2012, année où il sera probablement dit n'importe quoi sur les « sectes »,  à moins que... ?

Éric Bouzou (janvier 2012)

Si une analyse objective était menée sur les intentions initiales, la méthodologie employée, les moyens alloués, les résultats obtenus de la lutte antisectes française, le château de carte s’écroulerait instantanément. Pourquoi est-il encore debout ? Parce que le mauvais génie de cette lutte a consisté à placer le discours sur le plan des affects et notamment celui de la peur, permettant de se débarrasser d’un coup du bon sens et de la réalité factuelle.

Il est probable que l’année 2012, si lourdement chargée en prédictions et surtout en commentaires médiatisés à outrance sur ces prédictions, sera un « bon cru » pour la stigmatisation des minorités spirituelles, éducatives et thérapeutiques (i.e. les « sectes » en France).

Elles sont un défouloir autorisé et encouragé pour une société française agonisante, cherchant à dénoncer dans certaines minorités ce qu’elle n’ose véritablement constater dans sa majorité. Cette prise de conscience de l’état de la société à l’échelon individuel et notre propre prise de responsabilité individuelle dans les affaires du monde, si elles avaient lieu, se répercuteraient sur le collectif. A défaut, chacun crée ses ennemis ou récupère ceux qui lui conviennent. Les « sectes » sont idéales dans le registre de l’ennemi public.
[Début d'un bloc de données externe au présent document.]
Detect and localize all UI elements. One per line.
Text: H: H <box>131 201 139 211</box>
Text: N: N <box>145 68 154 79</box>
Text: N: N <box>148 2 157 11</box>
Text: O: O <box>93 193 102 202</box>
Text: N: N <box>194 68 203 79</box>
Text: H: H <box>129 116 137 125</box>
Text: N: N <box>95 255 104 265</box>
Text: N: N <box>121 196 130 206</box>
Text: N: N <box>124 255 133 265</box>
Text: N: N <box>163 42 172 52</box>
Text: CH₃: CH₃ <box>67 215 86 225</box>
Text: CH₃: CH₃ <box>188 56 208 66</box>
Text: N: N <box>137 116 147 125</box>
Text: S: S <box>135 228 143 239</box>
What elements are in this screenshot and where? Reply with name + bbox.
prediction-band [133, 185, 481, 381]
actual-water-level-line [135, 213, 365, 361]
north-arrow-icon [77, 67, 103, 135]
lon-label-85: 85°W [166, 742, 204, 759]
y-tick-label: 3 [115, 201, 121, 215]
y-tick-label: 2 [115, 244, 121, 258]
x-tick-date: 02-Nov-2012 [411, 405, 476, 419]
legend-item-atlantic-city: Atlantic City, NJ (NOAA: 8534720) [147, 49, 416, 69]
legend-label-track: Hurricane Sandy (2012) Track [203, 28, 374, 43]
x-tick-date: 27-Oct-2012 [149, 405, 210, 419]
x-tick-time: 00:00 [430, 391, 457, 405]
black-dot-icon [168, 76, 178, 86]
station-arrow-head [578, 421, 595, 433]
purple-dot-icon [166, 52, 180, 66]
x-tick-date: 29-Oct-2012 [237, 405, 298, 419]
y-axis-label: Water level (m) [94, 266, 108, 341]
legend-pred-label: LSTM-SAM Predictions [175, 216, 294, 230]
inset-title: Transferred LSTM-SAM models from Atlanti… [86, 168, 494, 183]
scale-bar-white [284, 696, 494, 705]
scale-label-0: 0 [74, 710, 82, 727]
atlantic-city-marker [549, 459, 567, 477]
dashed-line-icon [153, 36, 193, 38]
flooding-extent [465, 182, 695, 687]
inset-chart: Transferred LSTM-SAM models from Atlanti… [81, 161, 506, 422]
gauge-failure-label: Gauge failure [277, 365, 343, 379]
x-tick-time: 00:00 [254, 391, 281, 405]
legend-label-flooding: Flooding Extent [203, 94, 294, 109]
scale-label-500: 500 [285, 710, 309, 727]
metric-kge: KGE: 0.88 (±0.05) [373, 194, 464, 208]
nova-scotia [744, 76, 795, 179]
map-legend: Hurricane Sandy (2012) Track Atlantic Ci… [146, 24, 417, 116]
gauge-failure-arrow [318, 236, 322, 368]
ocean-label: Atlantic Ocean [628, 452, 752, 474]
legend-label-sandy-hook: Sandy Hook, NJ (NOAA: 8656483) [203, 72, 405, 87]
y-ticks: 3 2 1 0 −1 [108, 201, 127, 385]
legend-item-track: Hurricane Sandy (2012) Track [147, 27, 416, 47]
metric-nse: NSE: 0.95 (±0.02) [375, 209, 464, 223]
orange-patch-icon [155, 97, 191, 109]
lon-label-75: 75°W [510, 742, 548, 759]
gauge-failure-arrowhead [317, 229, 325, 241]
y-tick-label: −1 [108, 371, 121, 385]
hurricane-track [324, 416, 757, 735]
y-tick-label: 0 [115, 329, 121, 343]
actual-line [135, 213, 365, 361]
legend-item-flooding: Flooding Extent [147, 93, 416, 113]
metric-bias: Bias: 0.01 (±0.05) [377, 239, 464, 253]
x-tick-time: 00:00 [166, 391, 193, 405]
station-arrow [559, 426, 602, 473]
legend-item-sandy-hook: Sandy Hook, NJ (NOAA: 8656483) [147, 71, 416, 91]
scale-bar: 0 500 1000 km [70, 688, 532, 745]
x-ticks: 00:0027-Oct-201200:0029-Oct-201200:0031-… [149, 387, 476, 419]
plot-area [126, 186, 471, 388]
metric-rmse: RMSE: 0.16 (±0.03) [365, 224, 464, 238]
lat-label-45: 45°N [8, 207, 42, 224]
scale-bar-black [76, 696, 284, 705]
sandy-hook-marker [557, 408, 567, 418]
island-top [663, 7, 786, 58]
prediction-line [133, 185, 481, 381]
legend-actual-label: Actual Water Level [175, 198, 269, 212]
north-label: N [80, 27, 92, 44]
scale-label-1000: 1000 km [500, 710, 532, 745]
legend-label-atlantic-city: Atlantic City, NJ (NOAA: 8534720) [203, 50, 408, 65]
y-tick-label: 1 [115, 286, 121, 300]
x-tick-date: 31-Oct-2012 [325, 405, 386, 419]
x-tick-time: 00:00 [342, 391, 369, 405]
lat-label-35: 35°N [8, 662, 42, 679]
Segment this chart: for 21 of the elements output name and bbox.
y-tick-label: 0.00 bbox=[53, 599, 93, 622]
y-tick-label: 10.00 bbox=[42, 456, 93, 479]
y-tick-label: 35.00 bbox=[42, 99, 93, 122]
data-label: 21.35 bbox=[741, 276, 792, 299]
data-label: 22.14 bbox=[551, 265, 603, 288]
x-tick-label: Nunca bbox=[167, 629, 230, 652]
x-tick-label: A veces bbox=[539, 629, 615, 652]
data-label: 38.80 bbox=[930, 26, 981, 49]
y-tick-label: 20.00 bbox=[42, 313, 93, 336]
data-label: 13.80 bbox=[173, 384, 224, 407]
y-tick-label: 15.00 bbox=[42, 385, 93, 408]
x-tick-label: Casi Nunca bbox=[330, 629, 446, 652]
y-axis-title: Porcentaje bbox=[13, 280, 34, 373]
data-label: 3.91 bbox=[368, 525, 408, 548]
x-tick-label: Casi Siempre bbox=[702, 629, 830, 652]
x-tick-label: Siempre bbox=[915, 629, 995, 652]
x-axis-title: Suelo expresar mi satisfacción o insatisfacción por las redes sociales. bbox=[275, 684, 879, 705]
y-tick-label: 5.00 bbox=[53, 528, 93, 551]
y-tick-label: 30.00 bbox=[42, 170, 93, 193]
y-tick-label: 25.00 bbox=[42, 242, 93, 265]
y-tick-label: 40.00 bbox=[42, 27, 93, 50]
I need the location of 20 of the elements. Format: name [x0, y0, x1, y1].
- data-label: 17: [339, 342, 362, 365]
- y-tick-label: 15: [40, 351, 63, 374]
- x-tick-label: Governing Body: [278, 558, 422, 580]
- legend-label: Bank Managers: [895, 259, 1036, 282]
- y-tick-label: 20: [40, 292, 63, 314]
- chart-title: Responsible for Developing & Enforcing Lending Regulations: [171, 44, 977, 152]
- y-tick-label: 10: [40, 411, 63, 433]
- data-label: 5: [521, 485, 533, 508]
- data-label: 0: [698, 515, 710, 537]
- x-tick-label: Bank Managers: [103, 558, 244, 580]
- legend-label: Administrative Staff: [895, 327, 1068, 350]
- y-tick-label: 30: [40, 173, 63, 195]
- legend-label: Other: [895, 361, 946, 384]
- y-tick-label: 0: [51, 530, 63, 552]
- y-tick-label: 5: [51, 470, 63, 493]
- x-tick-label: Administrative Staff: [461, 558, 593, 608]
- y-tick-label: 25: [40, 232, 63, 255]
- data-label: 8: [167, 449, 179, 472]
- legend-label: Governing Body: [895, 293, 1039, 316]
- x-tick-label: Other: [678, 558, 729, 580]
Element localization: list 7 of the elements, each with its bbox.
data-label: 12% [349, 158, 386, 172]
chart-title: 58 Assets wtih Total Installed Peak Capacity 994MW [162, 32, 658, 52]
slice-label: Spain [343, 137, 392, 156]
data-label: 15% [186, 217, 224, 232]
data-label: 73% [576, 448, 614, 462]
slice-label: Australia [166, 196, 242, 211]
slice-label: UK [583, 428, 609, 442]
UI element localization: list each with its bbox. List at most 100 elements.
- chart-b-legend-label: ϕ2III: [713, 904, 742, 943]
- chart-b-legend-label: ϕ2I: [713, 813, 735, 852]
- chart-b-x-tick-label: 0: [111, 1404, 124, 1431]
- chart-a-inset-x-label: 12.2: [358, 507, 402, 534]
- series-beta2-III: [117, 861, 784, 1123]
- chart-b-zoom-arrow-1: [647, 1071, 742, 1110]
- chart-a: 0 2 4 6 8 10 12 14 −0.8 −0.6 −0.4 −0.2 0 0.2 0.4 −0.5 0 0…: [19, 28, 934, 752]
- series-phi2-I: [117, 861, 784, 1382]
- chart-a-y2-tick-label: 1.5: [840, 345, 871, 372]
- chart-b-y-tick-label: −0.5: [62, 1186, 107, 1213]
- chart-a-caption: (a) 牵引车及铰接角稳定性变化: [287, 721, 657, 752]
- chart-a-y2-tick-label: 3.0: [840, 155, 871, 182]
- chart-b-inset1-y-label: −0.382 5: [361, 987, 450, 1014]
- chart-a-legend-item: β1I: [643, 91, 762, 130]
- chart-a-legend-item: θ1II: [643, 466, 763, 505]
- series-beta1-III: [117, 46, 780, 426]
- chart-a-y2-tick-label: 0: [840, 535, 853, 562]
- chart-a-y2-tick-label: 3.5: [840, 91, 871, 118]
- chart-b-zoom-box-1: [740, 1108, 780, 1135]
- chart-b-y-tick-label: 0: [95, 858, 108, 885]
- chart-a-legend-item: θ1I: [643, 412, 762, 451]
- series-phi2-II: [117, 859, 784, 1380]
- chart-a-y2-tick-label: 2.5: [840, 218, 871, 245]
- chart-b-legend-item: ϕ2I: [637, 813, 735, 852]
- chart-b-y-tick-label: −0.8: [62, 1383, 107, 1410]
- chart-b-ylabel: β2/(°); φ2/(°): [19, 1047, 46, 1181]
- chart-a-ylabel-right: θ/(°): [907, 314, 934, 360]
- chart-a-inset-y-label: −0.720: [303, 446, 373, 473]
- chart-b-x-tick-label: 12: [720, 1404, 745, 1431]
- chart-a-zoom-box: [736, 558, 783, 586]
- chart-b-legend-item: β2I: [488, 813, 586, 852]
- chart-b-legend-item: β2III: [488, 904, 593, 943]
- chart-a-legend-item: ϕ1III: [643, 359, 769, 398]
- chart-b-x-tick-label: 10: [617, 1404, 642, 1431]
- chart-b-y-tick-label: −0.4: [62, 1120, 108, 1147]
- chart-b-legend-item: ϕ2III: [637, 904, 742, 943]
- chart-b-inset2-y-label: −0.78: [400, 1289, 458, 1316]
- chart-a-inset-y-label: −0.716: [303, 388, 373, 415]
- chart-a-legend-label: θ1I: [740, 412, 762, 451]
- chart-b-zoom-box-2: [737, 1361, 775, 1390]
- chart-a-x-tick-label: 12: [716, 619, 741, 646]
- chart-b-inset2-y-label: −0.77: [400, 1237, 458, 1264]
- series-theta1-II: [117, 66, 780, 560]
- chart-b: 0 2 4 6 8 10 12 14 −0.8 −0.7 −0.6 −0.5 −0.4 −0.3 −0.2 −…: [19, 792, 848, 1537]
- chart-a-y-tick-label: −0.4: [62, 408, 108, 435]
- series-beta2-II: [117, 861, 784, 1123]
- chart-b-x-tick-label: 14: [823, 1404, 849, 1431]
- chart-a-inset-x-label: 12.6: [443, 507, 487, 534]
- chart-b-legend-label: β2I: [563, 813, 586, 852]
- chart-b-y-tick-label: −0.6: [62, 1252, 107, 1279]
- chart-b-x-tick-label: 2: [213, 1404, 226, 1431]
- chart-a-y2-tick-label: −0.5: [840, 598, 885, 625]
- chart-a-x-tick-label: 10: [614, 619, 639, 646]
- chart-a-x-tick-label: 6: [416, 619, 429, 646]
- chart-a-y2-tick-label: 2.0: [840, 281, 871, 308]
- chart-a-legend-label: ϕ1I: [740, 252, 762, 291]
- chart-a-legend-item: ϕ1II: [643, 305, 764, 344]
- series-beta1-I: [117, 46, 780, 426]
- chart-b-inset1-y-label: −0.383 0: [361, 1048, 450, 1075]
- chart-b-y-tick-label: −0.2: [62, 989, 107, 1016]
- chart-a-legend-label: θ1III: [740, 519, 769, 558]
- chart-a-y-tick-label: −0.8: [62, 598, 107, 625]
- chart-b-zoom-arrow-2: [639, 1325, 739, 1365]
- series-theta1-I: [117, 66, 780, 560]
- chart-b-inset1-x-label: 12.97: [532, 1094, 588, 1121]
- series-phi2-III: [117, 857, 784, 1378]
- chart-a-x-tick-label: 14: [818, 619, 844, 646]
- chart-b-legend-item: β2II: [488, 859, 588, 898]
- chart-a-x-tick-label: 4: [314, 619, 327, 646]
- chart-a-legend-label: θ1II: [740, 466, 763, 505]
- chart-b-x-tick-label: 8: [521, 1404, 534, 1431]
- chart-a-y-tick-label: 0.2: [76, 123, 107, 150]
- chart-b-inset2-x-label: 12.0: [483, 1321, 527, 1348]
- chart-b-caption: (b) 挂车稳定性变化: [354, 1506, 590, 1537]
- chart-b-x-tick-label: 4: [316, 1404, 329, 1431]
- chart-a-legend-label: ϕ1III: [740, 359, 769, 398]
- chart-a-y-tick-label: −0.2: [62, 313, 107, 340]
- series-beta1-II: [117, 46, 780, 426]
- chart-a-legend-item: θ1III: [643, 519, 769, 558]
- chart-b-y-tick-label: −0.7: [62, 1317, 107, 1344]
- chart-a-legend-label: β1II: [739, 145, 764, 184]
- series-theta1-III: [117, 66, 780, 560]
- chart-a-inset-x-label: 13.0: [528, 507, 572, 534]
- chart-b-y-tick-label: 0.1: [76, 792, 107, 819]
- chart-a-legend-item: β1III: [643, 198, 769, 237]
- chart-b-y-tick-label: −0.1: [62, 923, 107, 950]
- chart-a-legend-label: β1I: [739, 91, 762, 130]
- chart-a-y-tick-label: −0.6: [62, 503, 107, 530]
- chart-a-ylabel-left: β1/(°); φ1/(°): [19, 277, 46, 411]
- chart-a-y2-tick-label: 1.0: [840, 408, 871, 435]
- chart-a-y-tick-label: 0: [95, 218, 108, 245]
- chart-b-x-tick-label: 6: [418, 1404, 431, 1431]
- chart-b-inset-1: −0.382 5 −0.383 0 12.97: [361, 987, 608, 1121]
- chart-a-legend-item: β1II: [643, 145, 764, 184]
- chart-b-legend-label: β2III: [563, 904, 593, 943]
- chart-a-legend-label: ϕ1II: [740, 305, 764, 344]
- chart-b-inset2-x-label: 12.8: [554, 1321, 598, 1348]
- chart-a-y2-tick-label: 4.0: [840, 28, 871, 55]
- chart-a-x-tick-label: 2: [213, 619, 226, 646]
Ainsi donc, notre société meurt du cancer de la finance spéculative, de ce racket mondial institutionnalisé mettant la planète à genoux, mais la réaction est immédiate contre les « groupes sectaires » accusés de spolier leurs adhérents. Ainsi donc, la dérive des pulsions, notamment sexuelles, s’affiche dans tous les milieux : médiatique, économique et politique, mais ce sont ces odieux gourous tous décrits comme des violeurs potentiels de jeunes adeptes dont il convient de se débarrasser en priorité. Ainsi donc, les oligarques de tout poil cherchent à imposer désormais sans vergogne leur vision d’un monde mercantile et inhumain, mais ce sont les visions considérées comme totalisantes de certaines « sectes » qu’il faudrait d’urgence écarter. Ainsi donc, c’est dans la cellule familiale, dans l’entreprise et certaines corporations (éducation, police) ou groupes d’individus (jeunes) que se constatent les violences physiques, psychologiques, suicides les plus fréquents et les plus dramatiques, mais c’est dans les mouvements dits « sectaires » que les quelques cas rencontrés déclenchent immédiatement l’hallali. Ainsi donc, la « science » du marketing cherche à déclencher en nous l’acte d’achat de façon inconsciente et une consommation compulsive, mais c’est contre les « sectes » qu’il convient de prendre des mesures énergiques pour les empêcher de vendre leurs prestations. Ainsi donc, la « foi » républicaine parvient à convaincre des jeunes de vingt ans d’aller tuer et se faire tuer en Afghanistan pour sauver le « monde démocratique », mais ce sont dans les « sectes » que l’on pratiquerait la « manipulation mentale ». Ainsi donc, c’est dans l’école Républicaine que l’on constate un malaise croissant chez une proportion importante des jeunes, mais ce sont surtout les expériences alternatives éducatives qu’il faut désigner comme sectaires. Ainsi donc, une vision de la santé scientiste et d'assistanat finit par repousser de plus en plus les patients de cette médecine conventionnelle technicisée à outrance, déshumanisée, déresponsabilisante et au coût élevé pour l'individu et la collectivité, mais il reste pourtant impératif de mettre à l’index les thérapies alternatives apportant des solutions dignes d’études.

Les hommes au pouvoir savent l’intérêt d’un ennemi consensuel leur permettant d’assoir leur propre idéologie. En France, comme l’a montré l’ethnologue Maurice Duval, les « sectes » sont devenues un « axe du mal ». Il ne faut donc pas trop compter sur l’Etat et le Parlement pour abandonner de leur plein gré un si bon filon. La pensée unique antisectes est bien établie avec le soutien appuyé des médias (à de rares exceptions près).

Que faut-il pour vider une pensée unique de sa substance ? Une prise de conscience collective : une ressource qui n’a pas de coût, pas de pic, qui rassemble et qui grandit. Tout est donc possible en 2012, même une remise à plat complète de la lutte antisectes française.